In particolare, la Consigliera ha voluto sapere «quali sono i dati delle prenotazioni effettuate tramite il sistema Valle d'Aosta Booking per il 2011 e se gli stessi sono considerati commisurati allo sforzo messo in campo; quali sono le ragioni della scarsa efficacia e adesione da parte degli operatori; quali correttivi si intendono adottare per rendere più performante e utile tale sistema.»

L'Assessore al turismo, sport, commercio e trasporti, Aurelio Marguerettaz, rispondendo all'interpellanza, ha affermato che «al 31 dicembre 2011 il sistema aveva generato 2019 prenotazioni per un valore di oltre 495 mila euro. I dati raccolti non sono ancora sufficienti per valutare il progetto nel suo complesso, soprattutto in termini di investimenti e risultati. Bisogna tenere presente che per sviluppare il sistema è stato previsto un periodo di tre anni e una valutazione globale dovrà essere fatta alla fine del triennio. I dati raccolti fino a oggi consentono, comunque, un primo raffronto con il sistema di vendita di Valle d'Aosta Pass, gestito fino al marzo 2011. Le prenotazioni transitate su Valle d'Aosta Booking sono più che raddoppiate rispetto agli stessi mesi della gestione precedente (1575 prenotazioni nel periodo luglio-dicembre rispetto alle 785). L'obiettivo a tendere è quello che alla fine del triennio si arrivi a raddoppiare il fatturato annuo fino qui realizzato portandolo a 1 milione di euro anno.»
«Per quanto riguarda, poi, le ragioni della scarsa adesione ed efficacia, ci sono luci e ombre e  il sistema nel suo complesso sarà da valutare alla fine del triennio.

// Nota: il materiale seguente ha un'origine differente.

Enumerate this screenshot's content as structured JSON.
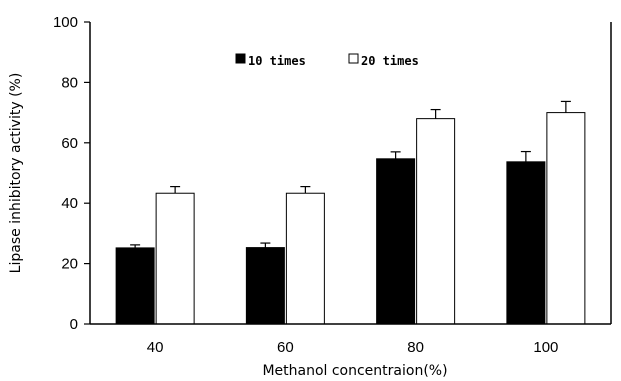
{
  "chart_data": {
    "type": "bar",
    "title": "",
    "xlabel": "Methanol concentraion(%)",
    "ylabel": "Lipase inhibitory activity (%)",
    "categories": [
      "40",
      "60",
      "80",
      "100"
    ],
    "ylim": [
      0,
      100
    ],
    "yticks": [
      "0",
      "20",
      "40",
      "60",
      "80",
      "100"
    ],
    "legend_position": "top-center",
    "grid": false,
    "series": [
      {
        "name": "10 times",
        "values": [
          25.2,
          25.3,
          54.7,
          53.7
        ],
        "errors": [
          1.0,
          1.5,
          2.3,
          3.4
        ],
        "color": "#000000"
      },
      {
        "name": "20 times",
        "values": [
          43.3,
          43.3,
          68.0,
          70.0
        ],
        "errors": [
          2.2,
          2.2,
          3.0,
          3.7
        ],
        "color": "#ffffff"
      }
    ]
  }
}
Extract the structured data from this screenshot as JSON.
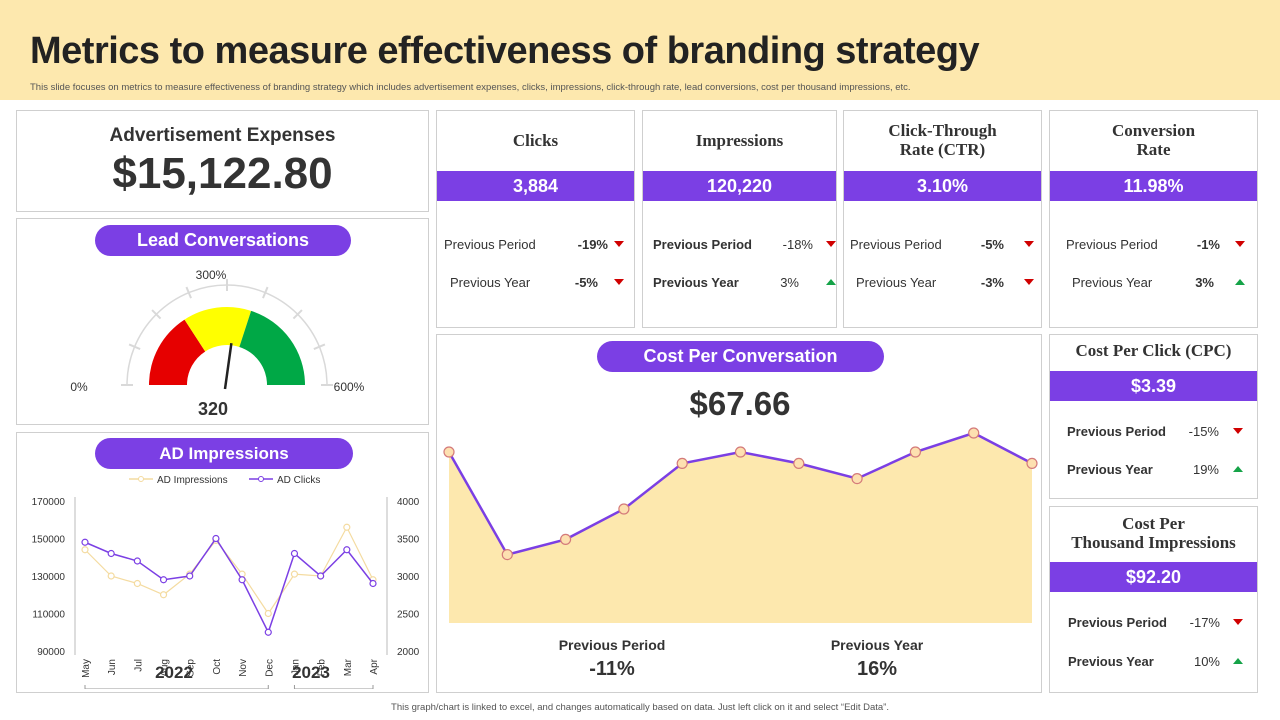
{
  "header": {
    "title": "Metrics to measure effectiveness of branding strategy",
    "subtitle": "This slide focuses on metrics to measure effectiveness of branding strategy which includes advertisement expenses, clicks, impressions, click-through rate, lead conversions, cost per thousand impressions, etc."
  },
  "ad_expenses": {
    "label": "Advertisement Expenses",
    "value": "$15,122.80"
  },
  "lead": {
    "title": "Lead Conversations",
    "min": "0%",
    "mid": "300%",
    "max": "600%",
    "value": "320"
  },
  "ad_impressions": {
    "title": "AD Impressions",
    "legend_impressions": "AD Impressions",
    "legend_clicks": "AD Clicks",
    "year1": "2022",
    "year2": "2023"
  },
  "metrics": [
    {
      "title": "Clicks",
      "value": "3,884",
      "rows": [
        {
          "label": "Previous Period",
          "value": "-19%",
          "dir": "down"
        },
        {
          "label": "Previous Year",
          "value": "-5%",
          "dir": "down"
        }
      ]
    },
    {
      "title": "Impressions",
      "value": "120,220",
      "rows": [
        {
          "label": "Previous Period",
          "value": "-18%",
          "dir": "down"
        },
        {
          "label": "Previous Year",
          "value": "3%",
          "dir": "up"
        }
      ]
    },
    {
      "title": "Click-Through",
      "title2": "Rate (CTR)",
      "value": "3.10%",
      "rows": [
        {
          "label": "Previous Period",
          "value": "-5%",
          "dir": "down"
        },
        {
          "label": "Previous Year",
          "value": "-3%",
          "dir": "down"
        }
      ]
    },
    {
      "title": "Conversion",
      "title2": "Rate",
      "value": "11.98%",
      "rows": [
        {
          "label": "Previous Period",
          "value": "-1%",
          "dir": "down"
        },
        {
          "label": "Previous Year",
          "value": "3%",
          "dir": "up"
        }
      ]
    }
  ],
  "cpc": {
    "title": "Cost Per Click (CPC)",
    "value": "$3.39",
    "rows": [
      {
        "label": "Previous Period",
        "value": "-15%",
        "dir": "down"
      },
      {
        "label": "Previous Year",
        "value": "19%",
        "dir": "up"
      }
    ]
  },
  "cpm": {
    "title": "Cost Per",
    "title2": "Thousand Impressions",
    "value": "$92.20",
    "rows": [
      {
        "label": "Previous Period",
        "value": "-17%",
        "dir": "down"
      },
      {
        "label": "Previous Year",
        "value": "10%",
        "dir": "up"
      }
    ]
  },
  "cost_per_conv": {
    "title": "Cost Per Conversation",
    "value": "$67.66",
    "prev_period_label": "Previous Period",
    "prev_period_value": "-11%",
    "prev_year_label": "Previous Year",
    "prev_year_value": "16%"
  },
  "colors": {
    "accent": "#7b3fe4",
    "header_bg": "#fde8ae",
    "area_fill": "#fde8ae",
    "down": "#d00000",
    "up": "#15a348",
    "gauge_red": "#e60000",
    "gauge_yellow": "#ffff00",
    "gauge_green": "#00a846"
  },
  "chart_data": [
    {
      "type": "gauge",
      "title": "Lead Conversations",
      "min": 0,
      "max": 600,
      "value": 320,
      "tick_labels": [
        "0%",
        "300%",
        "600%"
      ]
    },
    {
      "type": "line",
      "title": "AD Impressions",
      "categories": [
        "May",
        "Jun",
        "Jul",
        "Aug",
        "Sep",
        "Oct",
        "Nov",
        "Dec",
        "Jan",
        "Feb",
        "Mar",
        "Apr"
      ],
      "groups": [
        {
          "label": "2022",
          "span": [
            0,
            7
          ]
        },
        {
          "label": "2023",
          "span": [
            8,
            11
          ]
        }
      ],
      "y_left": {
        "ticks": [
          90000,
          110000,
          130000,
          150000,
          170000
        ],
        "range": [
          90000,
          170000
        ]
      },
      "y_right": {
        "ticks": [
          2000,
          2500,
          3000,
          3500,
          4000
        ],
        "range": [
          2000,
          4000
        ]
      },
      "series": [
        {
          "name": "AD Impressions",
          "axis": "left",
          "values": [
            144000,
            130000,
            126000,
            120000,
            131000,
            149000,
            131000,
            110000,
            131000,
            130000,
            156000,
            128000
          ]
        },
        {
          "name": "AD Clicks",
          "axis": "right",
          "values": [
            3450,
            3300,
            3200,
            2950,
            3000,
            3500,
            2950,
            2250,
            3300,
            3000,
            3350,
            2900
          ]
        }
      ]
    },
    {
      "type": "area",
      "title": "Cost Per Conversation",
      "x": [
        1,
        2,
        3,
        4,
        5,
        6,
        7,
        8,
        9,
        10,
        11
      ],
      "values": [
        55,
        28,
        32,
        40,
        52,
        55,
        52,
        48,
        55,
        60,
        52
      ],
      "ylim": [
        10,
        70
      ]
    }
  ]
}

Per quel che concerne il futuro, si interverrà sui fattori che sono già stati individuati come negativi. Si prevede, tra gli altri, di adottare correttivi per semplificare le operazioni di inserimento delle disponibilità e dei listini delle strutture ricettive, condurre attività di sensibilizzazione per incoraggiare l'integrazione del Valle d'Aosta Booking in tutti i siti di interesse turistico della regione, migliorare l'integrazione con gli apparecchi di mobilità, attivare la vendita on-line dei pacchetti turistici. Se ci sarà una risposta collettiva ci potranno essere dei risultati anche se l'operazione rimane molto impegnativa.»

Nella replica, la Consigliera Morelli ha dichiarato che «ci sono punti sui quali concordo, mentre per altri dissento. La valutazione del sistema, ad esempio, credo che vada fatta regolarmente e non al termine del triennio di sperimentazione e le azioni correttive devono essere messe in campo il prima possibile, altrimenti continuiamo a perdere delle occasioni. Questo strumento ha delle grandi potenzialità e deve essere valorizzato; occorre cercare di offrire di più per invogliare l'utente a scegliere il VdA Booking invece di altri sistemi di prenotazione esistenti. Anche il posizionamento su internet ci penalizza: dobbiamo investire e intensificare in questo settore. Per quanto riguarda, poi, l'adesione degli operatori, ci sono dei vincoli dovuti alla complicatezza del sistema per caricare i dati e mi auguro che si intervenga al più presto perché la situazione non agevola le piccole e medie strutture, dove l'albergatore deve fare fronte contemporaneamente a più incombenze. C'è molto da fare e speriamo che il tutto vada in porto in modo ottimale ben prima della scadenza della sperimentazione triennale.»